In his final vision, Zeno places himself in the context of all mankind. Life for all men is finally defined only in the face of death: "Life is a little like disease, with its crises and periods of quiescence, its daily improvements and setbacks. But unlike other diseases life is always mortal. It admits of no cure" (p. 397). And it is man who has made life a disease, according to Zeno. "Health," he says, "can only belong to the beasts, whose sole idea of progress lies in their own bodies"—not in the machine which "creates disease because it denies what has been the law of creation throughout the ages" (pp. 397-398). His vision for the world, as for himself as an individual, can only be death. As an individual, only at the last moments of all the moments in a life can the whole, the totality, be grasped—without the diseased and distorted interpretations of analysis. Similarly, the world of man can only be restored to wholeness, to health, by death: "Perhaps some incredible disaster produced by machines will lead us back to health" (p. 398).

Zeno's is a dark view of man—"parasites and disease." It is not his Oedipal Complex or any other psychological problem that leads Zeno to his viewpoint, however. It is his attempt and subsequent failure to grasp reality within life—before death—that has led him to his pessismistic onotology. There is no hope here for the "death and resurrection" conversion that might be expected at the end of one's "confessions." And Zeno's truest words are expressed in his final vision:

We need something more than psychoanalysis to help us. (p. 398)

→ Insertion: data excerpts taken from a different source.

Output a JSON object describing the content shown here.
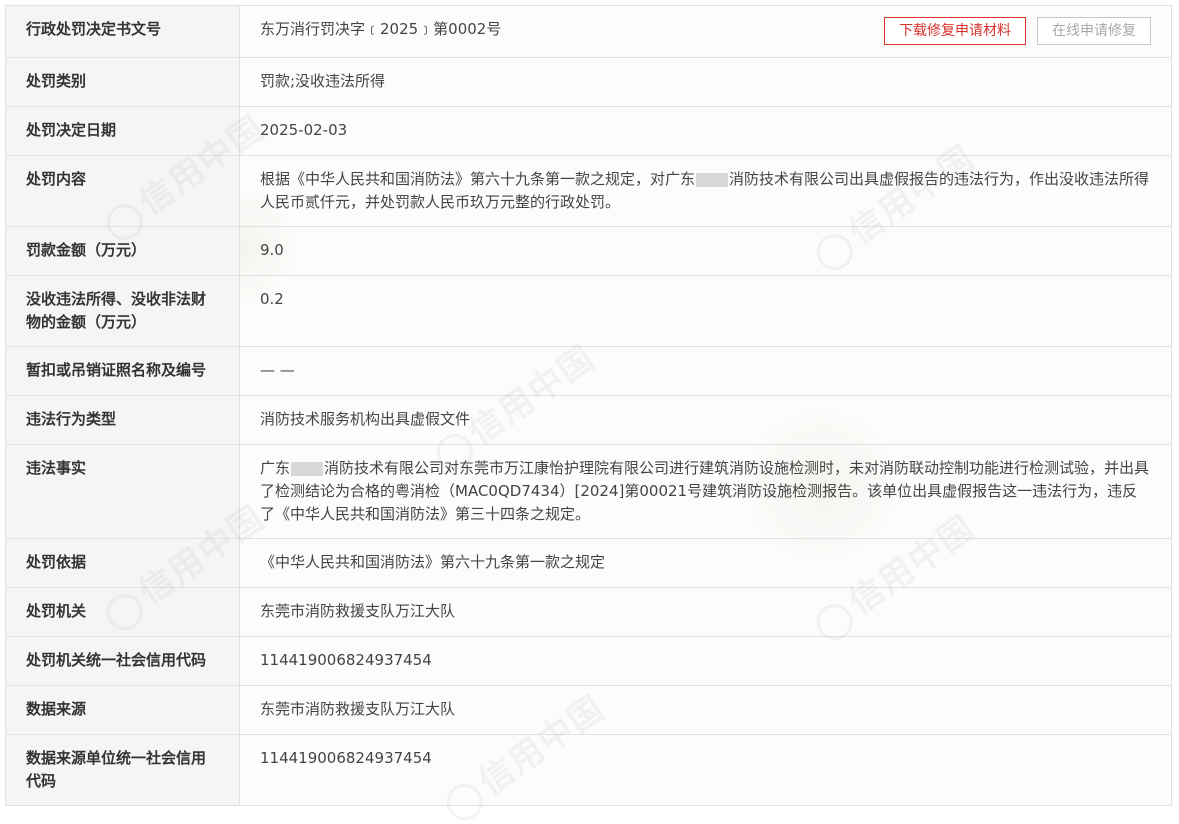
{
  "buttons": {
    "download": "下载修复申请材料",
    "online": "在线申请修复"
  },
  "watermark": "信用中国",
  "rows": {
    "decision_no": {
      "label": "行政处罚决定书文号",
      "value": "东万消行罚决字﹝2025﹞第0002号"
    },
    "category": {
      "label": "处罚类别",
      "value": "罚款;没收违法所得"
    },
    "date": {
      "label": "处罚决定日期",
      "value": "2025-02-03"
    },
    "content": {
      "label": "处罚内容",
      "value_pre": "根据《中华人民共和国消防法》第六十九条第一款之规定，对广东",
      "value_post": "消防技术有限公司出具虚假报告的违法行为，作出没收违法所得人民币贰仟元，并处罚款人民币玖万元整的行政处罚。"
    },
    "fine": {
      "label": "罚款金额（万元）",
      "value": "9.0"
    },
    "confiscation": {
      "label": "没收违法所得、没收非法财物的金额（万元）",
      "value": "0.2"
    },
    "license": {
      "label": "暂扣或吊销证照名称及编号",
      "value": "— —"
    },
    "violation_type": {
      "label": "违法行为类型",
      "value": "消防技术服务机构出具虚假文件"
    },
    "facts": {
      "label": "违法事实",
      "value_pre": "广东",
      "value_post": "消防技术有限公司对东莞市万江康怡护理院有限公司进行建筑消防设施检测时，未对消防联动控制功能进行检测试验，并出具了检测结论为合格的粤消检（MAC0QD7434）[2024]第00021号建筑消防设施检测报告。该单位出具虚假报告这一违法行为，违反了《中华人民共和国消防法》第三十四条之规定。"
    },
    "basis": {
      "label": "处罚依据",
      "value": "《中华人民共和国消防法》第六十九条第一款之规定"
    },
    "authority": {
      "label": "处罚机关",
      "value": "东莞市消防救援支队万江大队"
    },
    "authority_code": {
      "label": "处罚机关统一社会信用代码",
      "value": "114419006824937454"
    },
    "source": {
      "label": "数据来源",
      "value": "东莞市消防救援支队万江大队"
    },
    "source_code": {
      "label": "数据来源单位统一社会信用代码",
      "value": "114419006824937454"
    }
  }
}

1 ítalo Svevo, Confession of Zeno, trans. Beryl DeZoete (1923; rpt New York: Vintag-Knopf, 1958), p. 279.

2Italian Quarterly, 11, No. 44 (Spring 1968), 59.

3 Henri Bergson, Laughter, trans. Cloudesley Brereton and Fred Rothwell (New York: MacMillan Co., 1911), pp. 151-152.

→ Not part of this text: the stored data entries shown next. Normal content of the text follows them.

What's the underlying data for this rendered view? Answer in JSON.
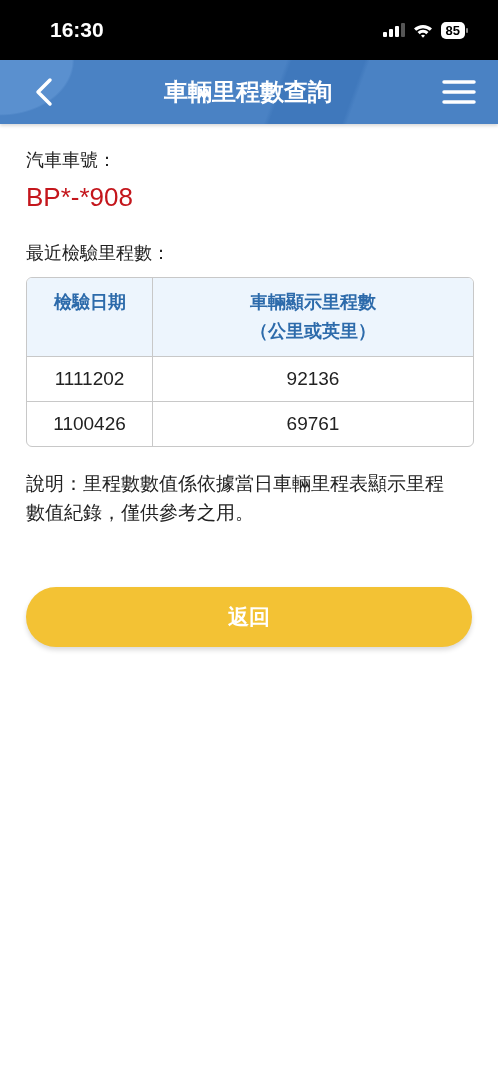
{
  "status_bar": {
    "time": "16:30",
    "battery": "85"
  },
  "header": {
    "title": "車輛里程數查詢"
  },
  "plate": {
    "label": "汽車車號：",
    "value": "BP*-*908"
  },
  "inspection": {
    "label": "最近檢驗里程數：",
    "table": {
      "columns": [
        "檢驗日期",
        "車輛顯示里程數（公里或英里）"
      ],
      "rows": [
        [
          "1111202",
          "92136"
        ],
        [
          "1100426",
          "69761"
        ]
      ]
    }
  },
  "note": "說明：里程數數值係依據當日車輛里程表顯示里程數值紀錄，僅供參考之用。",
  "buttons": [
    "返回"
  ]
}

4Modern Language Notes, 82 (Jan. 1967), 80.

5 See especially P. N. Furbank, Italo Svevo: The Man and the Writer (London: Secker and Warburg, and Berkeley and Los Angeles: University of California Press, 1966) and Gian-Paolo Biasin "Literary Disease: From Pathology to Ontology" (note 4 above).

6Modern Language Notes, 77, No. 1 (1962), rpt. in Sergio Pacifici, ed., From Verismo to Experimentalism; Essays on the Modern Italian Novel (Bloomington: Indiana University Press, 1969), pp. 36-37.